Par Jean Venel Casséus
Ces deux dernières années, en tant que poète et parolier, j’ai réalisé trois albums musicaux en me servant de l’intelligence artificielle : Haïti, maux pour mots, La Poétique du Jazz et Haïti on the Beat. Ces œuvres ont bouleversé ma conception de la création. J’y ai vu naître une forme de précision presque inhumaine : des harmonies d’une justesse mathématique, des textures d’une beauté infaillible, des atmosphères d’une profondeur que seuls les génies savaient autrefois atteindre. Tout y est parfait, tout y est bien calculé. Sous les mélodies générées par l’intelligence artificielle, mes textes ont gagné en densité, en sensibilité, mais surtout en audience, même auprès de ceux que la poésie ne touche pas d’ordinaire. C’est la magie de la musique : elle fait entendre ce que les mots seuls ne suffisent pas à dire.
En savourant ces œuvres, j’ai compris qu’il y avait là une profession en jeu : celle de musicien. En jeu, parce que ces professionnels, s’ils ne retournent pas à l’essence de leur art, risquent de s’effacer dans le sillage de leurs propres outils. L’intelligence artificielle a déjà conquis le monde de la musique enregistrée. À travers ses applications génératives accessibles sur un simple téléphone, elle compose, elle arrange, elle orchestre. Elle simule le souffle, imite la main, reproduit la justesse. Il suffit à celui qui la manie d’un peu de goût et de curiosité pour séduire les oreilles les plus averties. La technique, hier domaine du savoir, est aujourd’hui domaine de l’algorithme.
Mais pas de fatalisme, car depuis toujours le vrai théâtre du musicien est la scène, sa scène. Sa gloire, son honneur et son éternité résident dans le vivant de ses performances, qu’elles se déploient dans un concert, un festival, un carnaval, une rue ou à l’angle d’un trottoir. C’est là qu’il retrouve sa nature : un être de souffle et de feu, non de formule et de code. L’histoire de la musique ne s’est jamais écrite dans le silence des studios, mais dans la ferveur des foules, dans la vibration du présent. Le musicien n’est pas né pour enregistrer le son, mais pour affronter le monde.
Sur scène, le son n’est plus un produit, il est un acte. Il ne vise pas la mémoire, mais la présence. Le concert ne reproduit rien : il recrée le monde à partir du tremblement d’un instant. La musique y redevient relation entre le geste et le regard, entre la voix et le silence, entre la fragilité du musicien et l’attention de ceux qui l’écoutent. C’est dans ce face-à-face que se joue l’avenir de son art.

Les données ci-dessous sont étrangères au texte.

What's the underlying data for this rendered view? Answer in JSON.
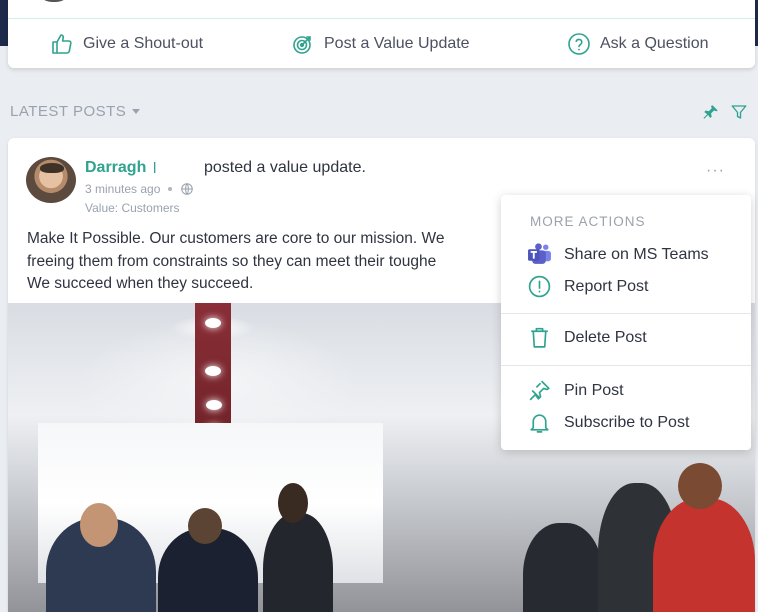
{
  "composer": {
    "actions": [
      {
        "label": "Give a Shout-out",
        "icon": "thumbs-up-icon"
      },
      {
        "label": "Post a Value Update",
        "icon": "target-icon"
      },
      {
        "label": "Ask a Question",
        "icon": "question-circle-icon"
      }
    ]
  },
  "feed": {
    "section_label": "LATEST POSTS"
  },
  "post": {
    "author": "Darragh",
    "author_separator": "l",
    "verb": "posted a value update.",
    "timestamp": "3 minutes ago",
    "value_tag": "Value: Customers",
    "more_label": "···",
    "body_lines": [
      "Make It Possible. Our customers are core to our mission. We",
      "freeing them from constraints so they can meet their toughe",
      "We succeed when they succeed."
    ]
  },
  "menu": {
    "heading": "MORE ACTIONS",
    "items": [
      {
        "label": "Share on MS Teams",
        "icon": "ms-teams-icon"
      },
      {
        "label": "Report Post",
        "icon": "alert-circle-icon"
      },
      {
        "label": "Delete Post",
        "icon": "trash-icon"
      },
      {
        "label": "Pin Post",
        "icon": "pin-icon"
      },
      {
        "label": "Subscribe to Post",
        "icon": "bell-icon"
      }
    ]
  },
  "colors": {
    "accent": "#2fa38f",
    "teams": "#5b5fc7",
    "top_band": "#1e2a4a"
  }
}
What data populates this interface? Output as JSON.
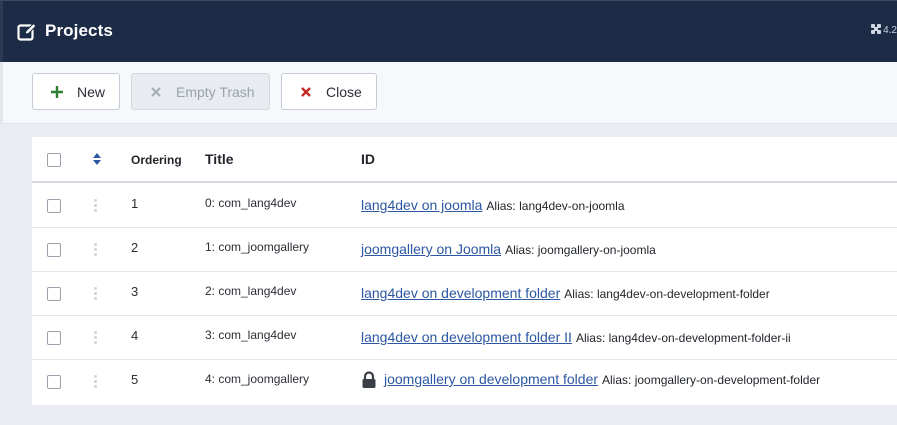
{
  "header": {
    "title": "Projects",
    "version": "4.2"
  },
  "toolbar": {
    "new_label": "New",
    "empty_trash_label": "Empty Trash",
    "close_label": "Close"
  },
  "table": {
    "columns": {
      "ordering": "Ordering",
      "title": "Title",
      "id": "ID"
    },
    "rows": [
      {
        "ordering": "1",
        "title": "0: com_lang4dev",
        "link": " lang4dev on joomla",
        "alias": "Alias: lang4dev-on-joomla",
        "locked": false
      },
      {
        "ordering": "2",
        "title": "1: com_joomgallery",
        "link": " joomgallery on Joomla",
        "alias": "Alias: joomgallery-on-joomla",
        "locked": false
      },
      {
        "ordering": "3",
        "title": "2: com_lang4dev",
        "link": " lang4dev on development folder",
        "alias": "Alias: lang4dev-on-development-folder",
        "locked": false
      },
      {
        "ordering": "4",
        "title": "3: com_lang4dev",
        "link": " lang4dev on development folder II",
        "alias": "Alias: lang4dev-on-development-folder-ii",
        "locked": false
      },
      {
        "ordering": "5",
        "title": "4: com_joomgallery",
        "link": "joomgallery on development folder",
        "alias": "Alias: joomgallery-on-development-folder",
        "locked": true
      }
    ]
  },
  "colors": {
    "header_bg": "#1c2b46",
    "link": "#2c57a3",
    "new_icon": "#2e7d32",
    "close_icon": "#c62828",
    "sort_icon": "#2c57a3"
  },
  "icons": {
    "title": "edit-icon",
    "version": "joomla-logo-icon",
    "new": "plus-icon",
    "empty_trash": "x-icon",
    "close": "x-icon",
    "sort": "sort-icon",
    "drag": "drag-handle-icon",
    "locked": "lock-icon"
  }
}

Le musicien du futur ne s’opposera pas à la machine ; il la prolongera. Il portera sur scène la matière qu’elle aura créée, il lui prêtera un corps, un souffle, une mémoire. L’intelligence artificielle engendrera les sons, l’humain leur donnera un lieu. Et c’est dans cette alliance entre la perfection calculée et la présence incarnée que la musique trouvera son équilibre et le musicien son gagne-pain.